SHAFAQNA (Shia International News Association) – Isis fighters backed by tanks and artillery have pushed into an embattled Syrian town on the border with Turkey and taken three districts after heavy street battles with the town’s Kurdish defenders.
Hours after the Isis (also known as Islamic State) militants raised two of the group’s black flags on the outskirts of Kobani, they punctured the Kurdish front lines and advanced into the town itself, the Local Co-ordination Committees activist collective and the Britain-based Syrian Observatory for Human Rights said.
“They’re fighting inside the city. Hundreds of civilians have left,” said observatory director Rami Abdurrahman. “The Islamic State controls three neighbourhoods on the eastern side of Kobani. They are trying to enter the town from the south west as well.”
The centre of the town was still in Kurdish hands, Mr Abdurrahman said. Kurdish officials could not be immediately reached for comment.

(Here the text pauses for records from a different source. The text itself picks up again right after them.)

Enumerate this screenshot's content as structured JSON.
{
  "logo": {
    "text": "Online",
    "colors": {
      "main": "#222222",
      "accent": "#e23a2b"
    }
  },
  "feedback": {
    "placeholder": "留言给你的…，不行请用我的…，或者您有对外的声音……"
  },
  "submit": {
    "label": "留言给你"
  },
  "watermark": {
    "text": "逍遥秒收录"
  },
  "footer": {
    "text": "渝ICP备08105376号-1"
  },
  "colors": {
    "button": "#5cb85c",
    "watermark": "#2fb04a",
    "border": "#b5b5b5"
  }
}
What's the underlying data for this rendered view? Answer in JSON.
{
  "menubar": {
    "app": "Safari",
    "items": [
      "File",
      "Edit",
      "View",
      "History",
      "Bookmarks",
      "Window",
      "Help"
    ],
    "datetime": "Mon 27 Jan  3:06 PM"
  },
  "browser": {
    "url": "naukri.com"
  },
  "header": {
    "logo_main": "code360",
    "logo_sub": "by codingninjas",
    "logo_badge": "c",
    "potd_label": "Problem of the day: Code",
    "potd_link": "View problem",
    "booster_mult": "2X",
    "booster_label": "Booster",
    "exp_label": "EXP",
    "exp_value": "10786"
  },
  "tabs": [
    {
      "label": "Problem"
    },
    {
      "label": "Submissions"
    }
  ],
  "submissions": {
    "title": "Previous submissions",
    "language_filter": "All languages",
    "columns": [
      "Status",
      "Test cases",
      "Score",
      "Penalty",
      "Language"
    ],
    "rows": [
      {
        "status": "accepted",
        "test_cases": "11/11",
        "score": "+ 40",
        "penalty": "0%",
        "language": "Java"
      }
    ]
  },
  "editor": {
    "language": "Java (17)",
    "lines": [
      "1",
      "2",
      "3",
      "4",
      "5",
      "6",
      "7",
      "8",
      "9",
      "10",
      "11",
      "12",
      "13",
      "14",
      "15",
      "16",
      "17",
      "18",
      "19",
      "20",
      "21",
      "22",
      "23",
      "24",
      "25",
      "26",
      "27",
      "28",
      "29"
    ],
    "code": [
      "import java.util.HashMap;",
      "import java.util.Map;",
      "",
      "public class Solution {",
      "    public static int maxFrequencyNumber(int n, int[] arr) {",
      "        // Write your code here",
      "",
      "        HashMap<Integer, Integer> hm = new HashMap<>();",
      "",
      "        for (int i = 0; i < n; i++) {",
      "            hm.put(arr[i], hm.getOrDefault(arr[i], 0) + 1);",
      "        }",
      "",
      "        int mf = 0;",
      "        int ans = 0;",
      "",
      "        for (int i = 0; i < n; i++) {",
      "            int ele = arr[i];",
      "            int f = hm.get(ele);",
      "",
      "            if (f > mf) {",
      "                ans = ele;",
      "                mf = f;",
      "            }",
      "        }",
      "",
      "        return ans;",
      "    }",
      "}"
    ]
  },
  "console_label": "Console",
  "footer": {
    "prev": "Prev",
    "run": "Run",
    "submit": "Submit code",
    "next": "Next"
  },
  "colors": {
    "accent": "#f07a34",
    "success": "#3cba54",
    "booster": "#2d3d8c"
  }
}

Since it began its offensive in mid-September, Isis has barrelled through one Kurdish village after another as it closed in on its main target, Kobani, also known as Ayn Arab. The assault has forced about 160,000 Syrians to flee and put a strain on Kurdish forces, who have struggled to hold off the extremists even with the aid of limited US-led air strikes.
Capturing Kobani would give Isis, which already rules a huge stretch of territory spanning the Syria-Iraq border, a direct link between its positions in the Syrian province of Aleppo and its stronghold of Raqqa to the east. It would also crush a lingering pocket of resistance and give the group full control of a large stretch of the Turkish-Syrian border.
After initially setting up positions to the east, south and west of the town, IS shelled Kobani for days to try to loosen up the defences.
“Isis is advancing further towards Kobani day by day,” said Ismet Sheikh Hassan, the defence chief for Kurdish forces in the area, using an alternative name for IS. “Isis is fighting with tanks and heavy weapons and they are firing randomly at Kobani. There are many civilian casualties because of the shelling.”
The Syrian Observatory for Human Rights said about 20 IS fighters managed to sneak into the eastern part of Kobani overnight, but were ambushed and killed by Kurdish militiamen.
Syrian Kurdish forces have long been among the most effective adversaries of IS, keeping the extremists out of the Kurdish enclave in north-eastern Syria even as the militants routed the armed forces of both Syria and neighbouring Iraq.
But in recent weeks the overstretched Kurds have struggled to counter the increasingly well-armed militants, who have been strengthened by heavy weapons looted from captured Syrian and Iraqi military bases.
As fighting raged within sight of the Turkish border, the country’s defence minister Ismet Yilmaz said the Nato alliance had drawn up a strategy to defend Turkey, a Nato member, if it is attacked along its frontier with Syria. The move came at Turkey’s request.
Turkey has warily watched the fight for Kobani unfold. Yesterday at least 14 Turkish tanks took up defensive positions on a hilltop on Turkish soil near the besieged town, while a shell from the fighting struck a house and a grocery store inside Turkey.
Yesterday’s heavy clashes followed a particularly bloody Sunday, when more than 45 fighters on both sides were killed, according to the observatory and the Kurdish force known as the People’s Protection Units, or YPG.
The dead included a Kurdish female fighter who blew herself up, killing 10 jihadists. A YPG statement identified her as Deilar Kanj Khamis, better known by her military name, Arin Mirkan.
She was a member of the Women’s Protection Units, a branch of the main Kurdish militia. The force has more than 10,000 female fighters who have played a major role in the battles against IS.
Nasser Haj Mansour, a defence official in Syria’s Kurdish region, said after Kurdish fighters were forced to withdraw from a strategic hill south of Kobani, Khamis stayed behind, and as IS fighters moved in she attacked them with gunfire and grenades, eventually blowing herself up. The Kurds then recaptured the position.
“If necessary, all our female and male fighters will become Arin. The attacks by mercenaries of (IS) against Kobani will not be allowed to achieve their goals,” the YPG statement said.
Syria’s Kurds have been lobbying for greater support from the international community to help them in their fight against the Islamic State militants. While the US-led coalition has carried out some air strikes against militant positions around Kobani, they have failed to blunt the extremists’ advance.
United Nations secretary general Ban Ki-moon expressed “grave concern” about the IS offensive on Kobani, which is also known as Ayn al-Arab.
In light of the “barbarous campaign” by IS, Mr Ban “urgently calls on all those with the means to do so to take immediate action to protect the beleaguered civilian population of Ayn al-Arab”, his spokesman said.